Background:
Pregnancy hypertension contributes 14% of deaths in pregnancy worldwide. This represents 60,000 maternal and perinatal deaths annually. The chance of dying from pre-eclampsia in the UK is now one in a million; whereas in a low resource country this is nearer 1 in 3000. These deaths are largely preventable with simple treatments such as anti-hypertensives, magnesium and the definitive treatment, delivery.

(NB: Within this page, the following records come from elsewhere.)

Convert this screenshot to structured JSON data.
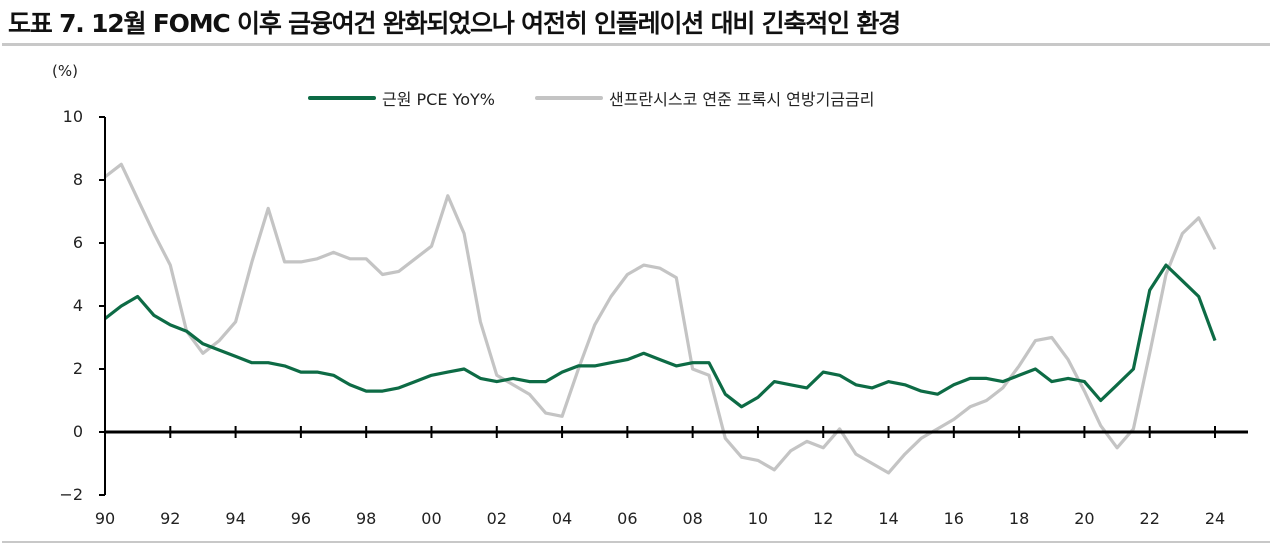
{
  "title": "도표 7. 12월 FOMC 이후 금융여건 완화되었으나 여전히 인플레이션 대비 긴축적인 환경",
  "unit_label": "(%)",
  "legend": [
    {
      "label": "근원 PCE YoY%",
      "color": "#0d6b45"
    },
    {
      "label": "샌프란시스코 연준 프록시 연방기금금리",
      "color": "#c4c4c4"
    }
  ],
  "y_ticks": [
    "10",
    "8",
    "6",
    "4",
    "2",
    "0",
    "−2"
  ],
  "x_ticks": [
    "90",
    "92",
    "94",
    "96",
    "98",
    "00",
    "02",
    "04",
    "06",
    "08",
    "10",
    "12",
    "14",
    "16",
    "18",
    "20",
    "22",
    "24"
  ],
  "chart_data": {
    "type": "line",
    "title": "도표 7. 12월 FOMC 이후 금융여건 완화되었으나 여전히 인플레이션 대비 긴축적인 환경",
    "xlabel": "",
    "ylabel": "(%)",
    "ylim": [
      -2,
      10
    ],
    "xlim": [
      1990,
      2024
    ],
    "grid": false,
    "legend_position": "top",
    "x": [
      1990.0,
      1990.5,
      1991.0,
      1991.5,
      1992.0,
      1992.5,
      1993.0,
      1993.5,
      1994.0,
      1994.5,
      1995.0,
      1995.5,
      1996.0,
      1996.5,
      1997.0,
      1997.5,
      1998.0,
      1998.5,
      1999.0,
      1999.5,
      2000.0,
      2000.5,
      2001.0,
      2001.5,
      2002.0,
      2002.5,
      2003.0,
      2003.5,
      2004.0,
      2004.5,
      2005.0,
      2005.5,
      2006.0,
      2006.5,
      2007.0,
      2007.5,
      2008.0,
      2008.5,
      2009.0,
      2009.5,
      2010.0,
      2010.5,
      2011.0,
      2011.5,
      2012.0,
      2012.5,
      2013.0,
      2013.5,
      2014.0,
      2014.5,
      2015.0,
      2015.5,
      2016.0,
      2016.5,
      2017.0,
      2017.5,
      2018.0,
      2018.5,
      2019.0,
      2019.5,
      2020.0,
      2020.5,
      2021.0,
      2021.5,
      2022.0,
      2022.5,
      2023.0,
      2023.5,
      2024.0
    ],
    "series": [
      {
        "name": "근원 PCE YoY%",
        "color": "#0d6b45",
        "values": [
          3.6,
          4.0,
          4.3,
          3.7,
          3.4,
          3.2,
          2.8,
          2.6,
          2.4,
          2.2,
          2.2,
          2.1,
          1.9,
          1.9,
          1.8,
          1.5,
          1.3,
          1.3,
          1.4,
          1.6,
          1.8,
          1.9,
          2.0,
          1.7,
          1.6,
          1.7,
          1.6,
          1.6,
          1.9,
          2.1,
          2.1,
          2.2,
          2.3,
          2.5,
          2.3,
          2.1,
          2.2,
          2.2,
          1.2,
          0.8,
          1.1,
          1.6,
          1.5,
          1.4,
          1.9,
          1.8,
          1.5,
          1.4,
          1.6,
          1.5,
          1.3,
          1.2,
          1.5,
          1.7,
          1.7,
          1.6,
          1.8,
          2.0,
          1.6,
          1.7,
          1.6,
          1.0,
          1.5,
          2.0,
          4.5,
          5.3,
          4.8,
          4.3,
          2.9
        ]
      },
      {
        "name": "샌프란시스코 연준 프록시 연방기금금리",
        "color": "#c4c4c4",
        "values": [
          8.1,
          8.5,
          7.4,
          6.3,
          5.3,
          3.2,
          2.5,
          2.9,
          3.5,
          5.4,
          7.1,
          5.4,
          5.4,
          5.5,
          5.7,
          5.5,
          5.5,
          5.0,
          5.1,
          5.5,
          5.9,
          7.5,
          6.3,
          3.5,
          1.8,
          1.5,
          1.2,
          0.6,
          0.5,
          2.0,
          3.4,
          4.3,
          5.0,
          5.3,
          5.2,
          4.9,
          2.0,
          1.8,
          -0.2,
          -0.8,
          -0.9,
          -1.2,
          -0.6,
          -0.3,
          -0.5,
          0.1,
          -0.7,
          -1.0,
          -1.3,
          -0.7,
          -0.2,
          0.1,
          0.4,
          0.8,
          1.0,
          1.4,
          2.1,
          2.9,
          3.0,
          2.3,
          1.3,
          0.2,
          -0.5,
          0.1,
          2.5,
          5.0,
          6.3,
          6.8,
          5.8
        ]
      }
    ]
  }
}
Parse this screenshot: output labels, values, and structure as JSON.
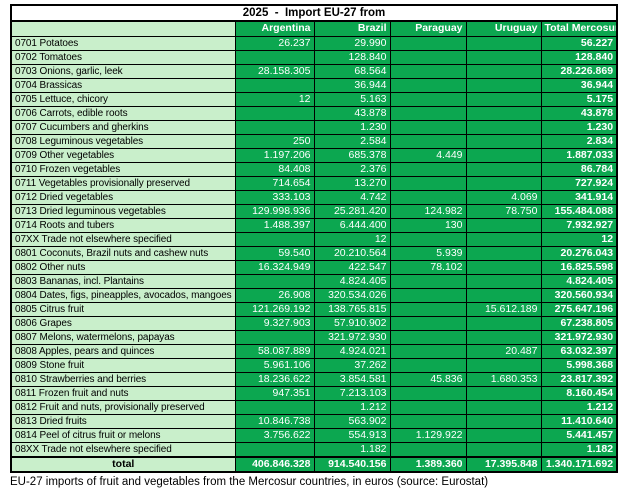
{
  "title": "2025  -  Import EU-27 from",
  "caption": "EU-27 imports of fruit and vegetables from the Mercosur countries, in euros (source: Eurostat)",
  "colors": {
    "cell_green": "#0ca750",
    "label_light_green": "#c9efcb",
    "header_text": "#ffffff",
    "border": "#000000"
  },
  "chart_data": {
    "type": "table",
    "columns": [
      "",
      "Argentina",
      "Brazil",
      "Paraguay",
      "Uruguay",
      "Total Mercosur"
    ],
    "rows": [
      {
        "label": "0701 Potatoes",
        "values": [
          "26.237",
          "29.990",
          "",
          "",
          "56.227"
        ]
      },
      {
        "label": "0702 Tomatoes",
        "values": [
          "",
          "128.840",
          "",
          "",
          "128.840"
        ]
      },
      {
        "label": "0703 Onions, garlic, leek",
        "values": [
          "28.158.305",
          "68.564",
          "",
          "",
          "28.226.869"
        ]
      },
      {
        "label": "0704 Brassicas",
        "values": [
          "",
          "36.944",
          "",
          "",
          "36.944"
        ]
      },
      {
        "label": "0705 Lettuce, chicory",
        "values": [
          "12",
          "5.163",
          "",
          "",
          "5.175"
        ]
      },
      {
        "label": "0706 Carrots, edible roots",
        "values": [
          "",
          "43.878",
          "",
          "",
          "43.878"
        ]
      },
      {
        "label": "0707 Cucumbers and gherkins",
        "values": [
          "",
          "1.230",
          "",
          "",
          "1.230"
        ]
      },
      {
        "label": "0708 Leguminous vegetables",
        "values": [
          "250",
          "2.584",
          "",
          "",
          "2.834"
        ]
      },
      {
        "label": "0709 Other vegetables",
        "values": [
          "1.197.206",
          "685.378",
          "4.449",
          "",
          "1.887.033"
        ]
      },
      {
        "label": "0710 Frozen vegetables",
        "values": [
          "84.408",
          "2.376",
          "",
          "",
          "86.784"
        ]
      },
      {
        "label": "0711 Vegetables provisionally preserved",
        "values": [
          "714.654",
          "13.270",
          "",
          "",
          "727.924"
        ]
      },
      {
        "label": "0712 Dried vegetables",
        "values": [
          "333.103",
          "4.742",
          "",
          "4.069",
          "341.914"
        ]
      },
      {
        "label": "0713 Dried leguminous vegetables",
        "values": [
          "129.998.936",
          "25.281.420",
          "124.982",
          "78.750",
          "155.484.088"
        ]
      },
      {
        "label": "0714 Roots and tubers",
        "values": [
          "1.488.397",
          "6.444.400",
          "130",
          "",
          "7.932.927"
        ]
      },
      {
        "label": "07XX Trade not elsewhere specified",
        "values": [
          "",
          "12",
          "",
          "",
          "12"
        ]
      },
      {
        "label": "0801 Coconuts, Brazil nuts and cashew nuts",
        "values": [
          "59.540",
          "20.210.564",
          "5.939",
          "",
          "20.276.043"
        ]
      },
      {
        "label": "0802 Other nuts",
        "values": [
          "16.324.949",
          "422.547",
          "78.102",
          "",
          "16.825.598"
        ]
      },
      {
        "label": "0803 Bananas, incl. Plantains",
        "values": [
          "",
          "4.824.405",
          "",
          "",
          "4.824.405"
        ]
      },
      {
        "label": "0804 Dates, figs, pineapples, avocados, mangoes",
        "values": [
          "26.908",
          "320.534.026",
          "",
          "",
          "320.560.934"
        ]
      },
      {
        "label": "0805 Citrus fruit",
        "values": [
          "121.269.192",
          "138.765.815",
          "",
          "15.612.189",
          "275.647.196"
        ]
      },
      {
        "label": "0806 Grapes",
        "values": [
          "9.327.903",
          "57.910.902",
          "",
          "",
          "67.238.805"
        ]
      },
      {
        "label": "0807 Melons, watermelons, papayas",
        "values": [
          "",
          "321.972.930",
          "",
          "",
          "321.972.930"
        ]
      },
      {
        "label": "0808 Apples, pears and quinces",
        "values": [
          "58.087.889",
          "4.924.021",
          "",
          "20.487",
          "63.032.397"
        ]
      },
      {
        "label": "0809 Stone fruit",
        "values": [
          "5.961.106",
          "37.262",
          "",
          "",
          "5.998.368"
        ]
      },
      {
        "label": "0810 Strawberries and berries",
        "values": [
          "18.236.622",
          "3.854.581",
          "45.836",
          "1.680.353",
          "23.817.392"
        ]
      },
      {
        "label": "0811 Frozen fruit and nuts",
        "values": [
          "947.351",
          "7.213.103",
          "",
          "",
          "8.160.454"
        ]
      },
      {
        "label": "0812 Fruit and nuts, provisionally preserved",
        "values": [
          "",
          "1.212",
          "",
          "",
          "1.212"
        ]
      },
      {
        "label": "0813 Dried fruits",
        "values": [
          "10.846.738",
          "563.902",
          "",
          "",
          "11.410.640"
        ]
      },
      {
        "label": "0814 Peel of citrus fruit or melons",
        "values": [
          "3.756.622",
          "554.913",
          "1.129.922",
          "",
          "5.441.457"
        ]
      },
      {
        "label": "08XX Trade not elsewhere specified",
        "values": [
          "",
          "1.182",
          "",
          "",
          "1.182"
        ]
      }
    ],
    "total": {
      "label": "total",
      "values": [
        "406.846.328",
        "914.540.156",
        "1.389.360",
        "17.395.848",
        "1.340.171.692"
      ]
    }
  }
}
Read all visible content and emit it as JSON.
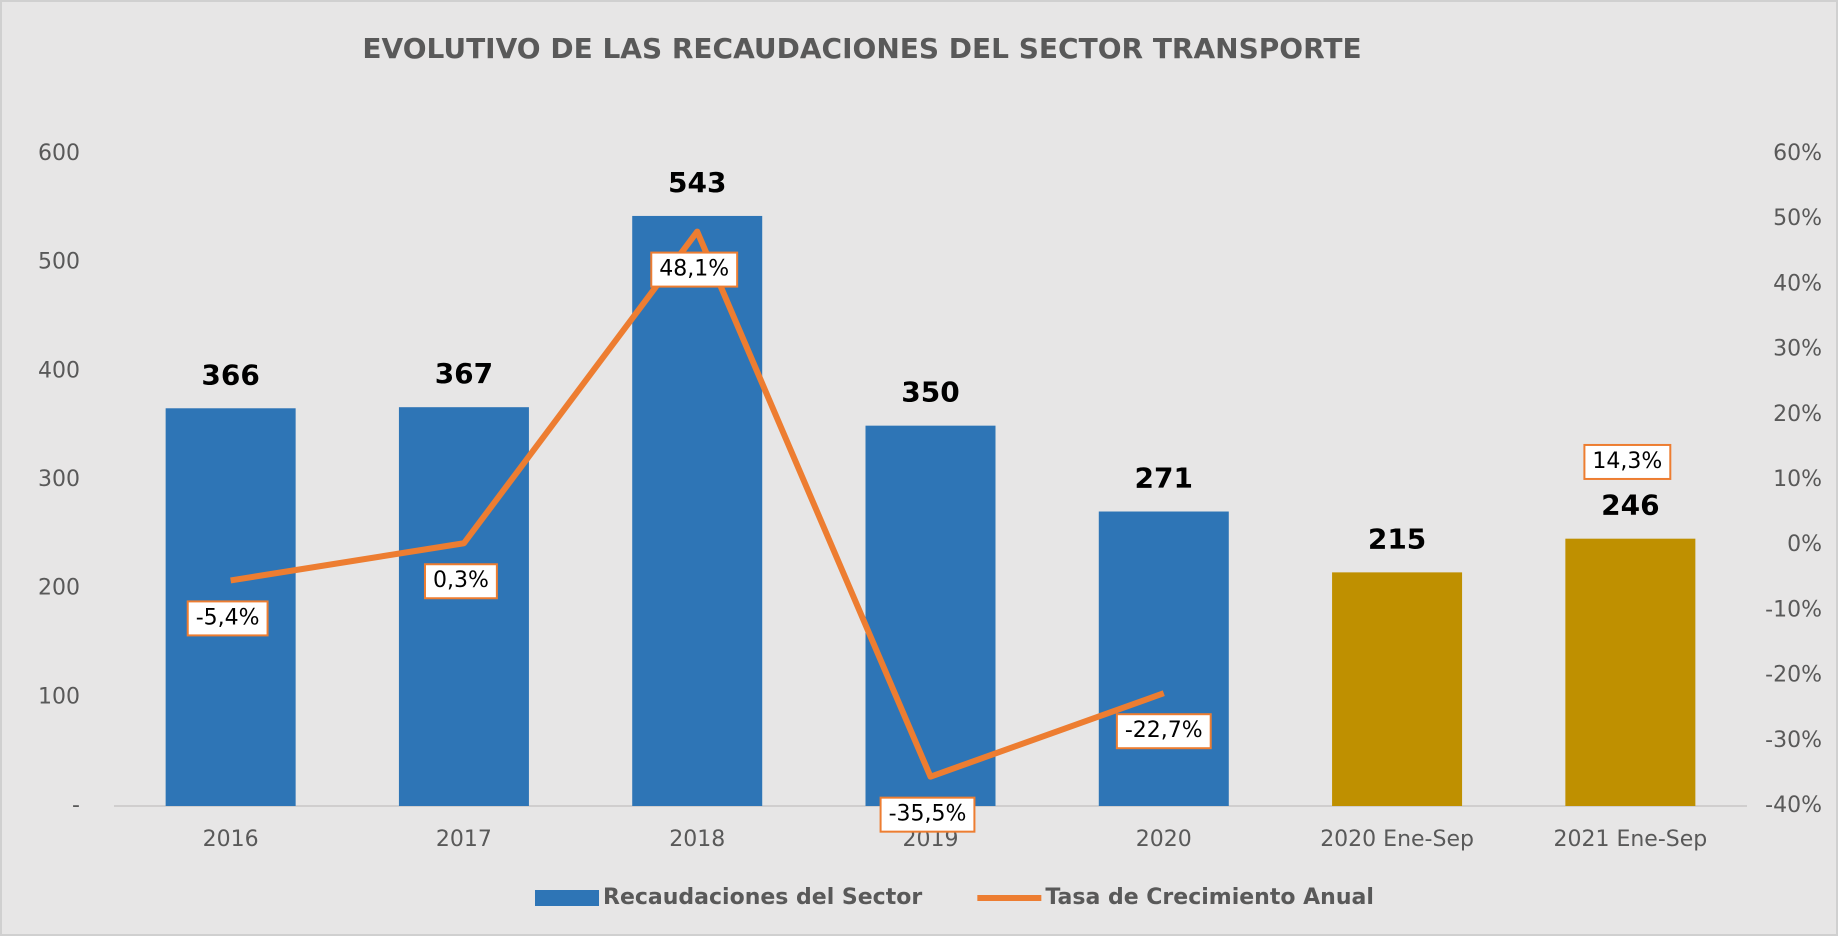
{
  "chart_data": {
    "type": "bar-line",
    "title": "EVOLUTIVO DE LAS RECAUDACIONES DEL SECTOR TRANSPORTE",
    "categories": [
      "2016",
      "2017",
      "2018",
      "2019",
      "2020",
      "2020 Ene-Sep",
      "2021 Ene-Sep"
    ],
    "series": [
      {
        "name": "Recaudaciones del Sector",
        "type": "bar",
        "colors": [
          "#2e75b6",
          "#2e75b6",
          "#2e75b6",
          "#2e75b6",
          "#2e75b6",
          "#bf9000",
          "#bf9000"
        ],
        "values": [
          366,
          367,
          543,
          350,
          271,
          215,
          246
        ]
      },
      {
        "name": "Tasa de Crecimiento Anual",
        "type": "line",
        "axis": "y2",
        "color": "#ed7d31",
        "values": [
          -5.4,
          0.3,
          48.1,
          -35.5,
          -22.7,
          null,
          14.3
        ],
        "value_labels": [
          "-5,4%",
          "0,3%",
          "48,1%",
          "-35,5%",
          "-22,7%",
          null,
          "14,3%"
        ]
      }
    ],
    "ylim": [
      0,
      600
    ],
    "yticks": [
      {
        "value": 0,
        "label": "-"
      },
      100,
      200,
      300,
      400,
      500,
      600
    ],
    "y2lim": [
      -40,
      60
    ],
    "y2ticks": [
      {
        "value": -40,
        "label": "-40%"
      },
      {
        "value": -30,
        "label": "-30%"
      },
      {
        "value": -20,
        "label": "-20%"
      },
      {
        "value": -10,
        "label": "-10%"
      },
      {
        "value": 0,
        "label": "0%"
      },
      {
        "value": 10,
        "label": "10%"
      },
      {
        "value": 20,
        "label": "20%"
      },
      {
        "value": 30,
        "label": "30%"
      },
      {
        "value": 40,
        "label": "40%"
      },
      {
        "value": 50,
        "label": "50%"
      },
      {
        "value": 60,
        "label": "60%"
      }
    ],
    "legend": "bottom"
  }
}
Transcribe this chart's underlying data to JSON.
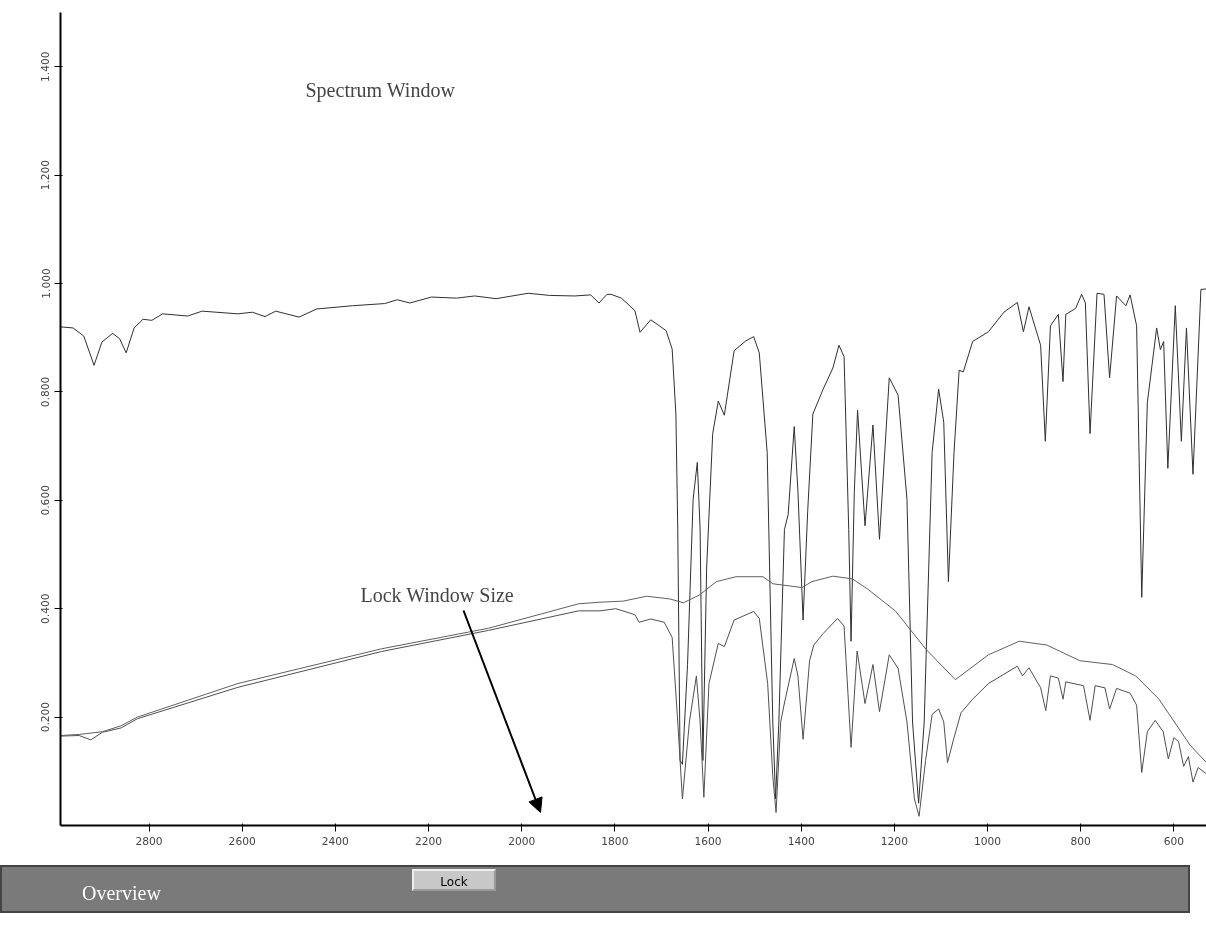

The World Health Organisation (WHO) recommends that all women with pre-eclampsia at 37 weeks’ gestation onwards are delivered. This has been shown to reduce the risk of problems to the mother and also lower the caesarean section rate, without any increased risk to the baby. When pre-eclampsia occurs in early pregnancy, before the 34th week, the risk to the baby of being born early is high. In this case it is better not to deliver unless the mother or baby deteriorate. The risk/benefit of routinely delivering the baby between the 34th and 37th week of pregnancy is less clear. Delivery is likely to prevent complications in the mother, as delivery cures pre-eclampsia, particularly in a LMIC setting where morbidity and mortality is high. It might benefit the baby by avoiding sudden risks from placental problems but it might increase the risks associated with being born early. This decision is even more complicated when women live in countries with limited resources where there are fewer doctors and nurses, medical supplies, hospital beds, neonatal support, and different cultural values.
Intervention:
In this trial, we aim to determine whether delivery within 48 hours (either through induction or Caesarean section) or ‘watch and wait’ (expectant) is better for women with pre-eclampsia and their babies. The trial will take place in India and Zambia in women between the 34th and 37th week of pregnancy. Expectant management involves close observation of women who will only be delivered if any complications arise in either the mother or the baby, or if the 37th week of pregnancy is reached. We plan to identify women in the community and randomly allocate whether they are delivered or have expectant management. An initial feasibility and acceptability phase will run for the initial 10 months of the trial.
Setting:
India and Zambia have different health systems to one another and associated challenges, which will mean that the results are relevant to care of women with pre-eclampsia in various low and middle income country (LMIC) settings.
Outcome:
CRADLE 4 will be the first trial of its kind to be carried out in a low-income setting. By determining the optimal gestation for delivery in women with pre-eclampsia, this trial could impact on local, national and international guidelines relating to the care pathway of women in LMICs. This intervention, in conjunction with the CRADLE VSA, has the potential to significantly reduce the number of both maternal and neonatal deaths and improve access to care for women with pre-eclampsia.